Religionsunterricht in der Schule

Vonseiten des Staats organisierte Bildung sollte einerseits Einblicke in verschiedene Weltanschauungen und Glaubensmodelle ermöglichen, dabei jedoch andererseits selbst eine Position strikter Neutralität einnehmen. Der Staat darf vorstellen, nicht jedoch bewerben. Durch diese Neutralität stellen wir außerdem sicher, dass eine Gleichbehandlung verschiedener Glaubensrichtungen garantiert wird. Wir wollen auch deshalb den konfessionellen Religionsunterricht abschaffen. Der Religionsunterricht soll durch ein konfessionsneutrales ethisch-philosophisches Fach für alle Schüler_innen ersetzt werden, in dem auch über die Religionen gesprochen und diskutiert werden kann. Das stellt zum einen tatsächlich sicher, dass ein echter Austausch zwischen den verschiedenen Gläubigen, aber auch mit Nichtgläubigen stattfindet. Zum anderen beendet es den massiven Einfluss der Kirchen auf die Personalauswahl bei den Lehrer_innen. Bisher können die Kirchen nach eigenem Gutdünken bestimmen, wer unterrichten darf und wer nicht. Dabei dürfen sich Kirchen erlauben, was andere Arbeitgeber_innen zu Recht nicht dürfen – beispielsweise Menschen aufgrund ihrer Sexualität ein Unterrichtsverbot erteilen. Jedoch soll auch Religionslosigkeit, Atheismus oder Agnostizismus im konfessionsneutralen Fach behandelt werden. Schaut man* in den derzeitigen Ethikunterricht, findet man* hierzu zumeist nichts.

Religionswissenschaft statt Theologie

Ähnliches trifft auf das Fach Theologie zu. An den Universitäten ist mit der Religionswissenschaft bereits ein konfessionsneutraler Studiengang zum Thema vorhanden. Neben all den Problemen, die die Theologie zudem mit dem Religionsunterricht gemeinsam hat, ist die Theologie ihrem Sinn und Zweck nach vor allem die Ausbildung von Kirchenangestellten, weniger der Wissenschaft. Der Staat finanziert hier also ganz direkt die Ausbildung von Personal für wohlhabende Kirchen. Wir sind der Auffassung, dass diese ihr Personal selbst ausbilden können, aber auch selbst bezahlen sollten. Schließlich können Gewerkschaften und Umweltverbände ihre Personalausbildung auch nicht einfach vom Staat finanzieren lassen.
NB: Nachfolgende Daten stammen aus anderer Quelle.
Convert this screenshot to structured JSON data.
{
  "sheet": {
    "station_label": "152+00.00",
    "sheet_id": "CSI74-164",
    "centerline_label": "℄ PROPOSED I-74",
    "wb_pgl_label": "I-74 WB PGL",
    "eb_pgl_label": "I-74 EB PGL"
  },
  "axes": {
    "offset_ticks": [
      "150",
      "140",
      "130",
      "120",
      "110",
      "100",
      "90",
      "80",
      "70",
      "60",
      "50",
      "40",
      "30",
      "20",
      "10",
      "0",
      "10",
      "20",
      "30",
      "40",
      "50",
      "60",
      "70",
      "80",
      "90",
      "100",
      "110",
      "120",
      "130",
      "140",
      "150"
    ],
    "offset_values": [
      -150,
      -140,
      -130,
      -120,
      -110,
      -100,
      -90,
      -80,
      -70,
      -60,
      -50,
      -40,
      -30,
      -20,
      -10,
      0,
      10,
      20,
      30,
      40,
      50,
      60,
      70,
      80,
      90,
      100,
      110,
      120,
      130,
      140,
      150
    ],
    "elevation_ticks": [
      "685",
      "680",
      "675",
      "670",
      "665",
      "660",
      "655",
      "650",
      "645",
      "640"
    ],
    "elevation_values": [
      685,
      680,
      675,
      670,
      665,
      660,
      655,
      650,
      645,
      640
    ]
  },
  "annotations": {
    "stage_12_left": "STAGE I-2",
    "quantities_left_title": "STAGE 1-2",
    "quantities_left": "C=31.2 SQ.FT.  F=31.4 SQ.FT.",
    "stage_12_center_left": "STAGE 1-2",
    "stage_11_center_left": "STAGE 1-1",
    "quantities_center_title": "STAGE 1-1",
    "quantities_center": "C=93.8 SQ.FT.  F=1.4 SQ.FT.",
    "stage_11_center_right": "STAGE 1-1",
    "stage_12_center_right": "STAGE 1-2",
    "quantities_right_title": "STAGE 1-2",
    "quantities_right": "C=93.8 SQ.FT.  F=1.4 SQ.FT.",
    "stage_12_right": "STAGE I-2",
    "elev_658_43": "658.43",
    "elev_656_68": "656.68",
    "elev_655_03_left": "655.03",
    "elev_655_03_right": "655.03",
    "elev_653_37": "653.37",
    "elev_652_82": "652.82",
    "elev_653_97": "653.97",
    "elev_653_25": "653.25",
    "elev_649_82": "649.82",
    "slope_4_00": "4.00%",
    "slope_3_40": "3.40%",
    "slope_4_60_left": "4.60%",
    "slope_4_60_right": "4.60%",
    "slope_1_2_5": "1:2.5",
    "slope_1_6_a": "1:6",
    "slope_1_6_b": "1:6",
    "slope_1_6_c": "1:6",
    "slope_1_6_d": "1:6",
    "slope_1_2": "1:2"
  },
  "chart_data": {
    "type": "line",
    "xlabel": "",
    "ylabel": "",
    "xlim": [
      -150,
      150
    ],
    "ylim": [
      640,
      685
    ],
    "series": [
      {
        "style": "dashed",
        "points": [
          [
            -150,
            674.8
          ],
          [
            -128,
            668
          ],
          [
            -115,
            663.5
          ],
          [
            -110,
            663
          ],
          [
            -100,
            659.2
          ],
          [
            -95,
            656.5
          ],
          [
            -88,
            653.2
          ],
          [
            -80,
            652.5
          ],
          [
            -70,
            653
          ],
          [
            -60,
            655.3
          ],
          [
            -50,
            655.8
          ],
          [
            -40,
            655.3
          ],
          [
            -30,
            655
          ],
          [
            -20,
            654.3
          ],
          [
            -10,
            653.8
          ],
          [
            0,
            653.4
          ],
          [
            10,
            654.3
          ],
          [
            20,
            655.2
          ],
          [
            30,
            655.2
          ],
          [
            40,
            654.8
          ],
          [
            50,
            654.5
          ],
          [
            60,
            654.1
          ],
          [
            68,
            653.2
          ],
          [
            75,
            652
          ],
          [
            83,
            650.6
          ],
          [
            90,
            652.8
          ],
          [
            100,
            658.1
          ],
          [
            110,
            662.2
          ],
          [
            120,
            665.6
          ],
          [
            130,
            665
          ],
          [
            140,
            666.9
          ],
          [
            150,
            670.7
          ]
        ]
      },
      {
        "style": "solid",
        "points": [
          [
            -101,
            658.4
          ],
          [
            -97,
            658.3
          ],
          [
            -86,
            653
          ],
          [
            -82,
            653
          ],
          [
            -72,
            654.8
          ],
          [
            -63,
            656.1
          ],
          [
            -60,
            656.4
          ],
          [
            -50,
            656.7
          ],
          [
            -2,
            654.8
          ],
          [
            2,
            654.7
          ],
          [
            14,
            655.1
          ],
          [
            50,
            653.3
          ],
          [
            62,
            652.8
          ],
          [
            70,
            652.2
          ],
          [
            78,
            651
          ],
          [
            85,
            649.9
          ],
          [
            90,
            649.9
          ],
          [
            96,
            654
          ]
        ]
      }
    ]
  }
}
Neutrale Mildtätigkeit bei Subventionen

Neben der Kirchensteuer, der Bezahlung von Angestellten der Kirchen und den Staatsleistungen werden viele Projekte der Kirchen vonseiten des Staats subventioniert. Außerdem sind vielerorts Kirchen oder andere Religionsgemeinschaften Träger von eigentlich staatlichen und damit der Neutralität verpflichteten Bildungseinrichtungen wie Schulen und Kindertagesstätten. Das ist keineswegs eine großmütige „Wohltat“ der Kirchen, sondern wird finanziell fast komplett vom Staat getragen. Da an vielen Orten aufgrund der langjährigen Sonderstellung von Religionsgemeinschaften jedoch gar keine konfessionsneutralen Träger zur Verfügung stehen, möchten wir diese Dominanz schrittweise aufheben. Dass Einrichtungen zur Pflege, Fürsorge, aber auch Krankenhäuser vielfach in konfessionsgebundener Trägerschaft sind, ist insofern problematisch, dass Menschen nur Leistungen zugestanden werden, wenn diese dem karitativen Selbstverständnis der Einrichtung entsprechen. Wir wollen, dass es grundsätzlich möglich bleibt, dass gute Projekte kirchlicher Träger oder der Kirchen selbst Unterstützung erhalten können. Allerdings wollen wir die überproportionale Bevorzugung der Kirchen beseitigen. Dazu schlagen wir die Verwendung eines Kriterienkatalogs vor, nach dem bei gleicher Eignung konfessionsneutrale Träger bevorzugt werden.

Keine Beeinflussung an öffentlichen Einrichtungen

Wir lehnen religiöse Symbole an Universitäten, in Schulen und anderen staatlichen Einrichtungen ab. Das Anbringen solcher Symbole ist ein Verwaltungsakt staatlicher Behörden, der die Neutralitätspflicht stark verletzt. Wir sind jedoch zugleich der Auffassung, dass Angestellte im öffentlichen Dienst, auch im Bildungssektor, religiöse Symbole wie ein Kopftuch oder Kreuz tragen dürfen. Der Staat besteht nicht nur aus seinen Organen und Gebäuden, sondern auch aus Menschen. Deren Individualität gänzlich einzustampfen halten wir für gefährlich. Wenn jemand zum Beispiel ein Kopftuch, eine Kette mit Kreuz oder eine Kippa trägt, verletzt dies nicht die konfessionelle Neutralität einer Behörde oder einer Institution, da diese religiösen Symbole aus privaten Gründen getragen werden und nicht aufgrund einer Anordnung staatlicherseits.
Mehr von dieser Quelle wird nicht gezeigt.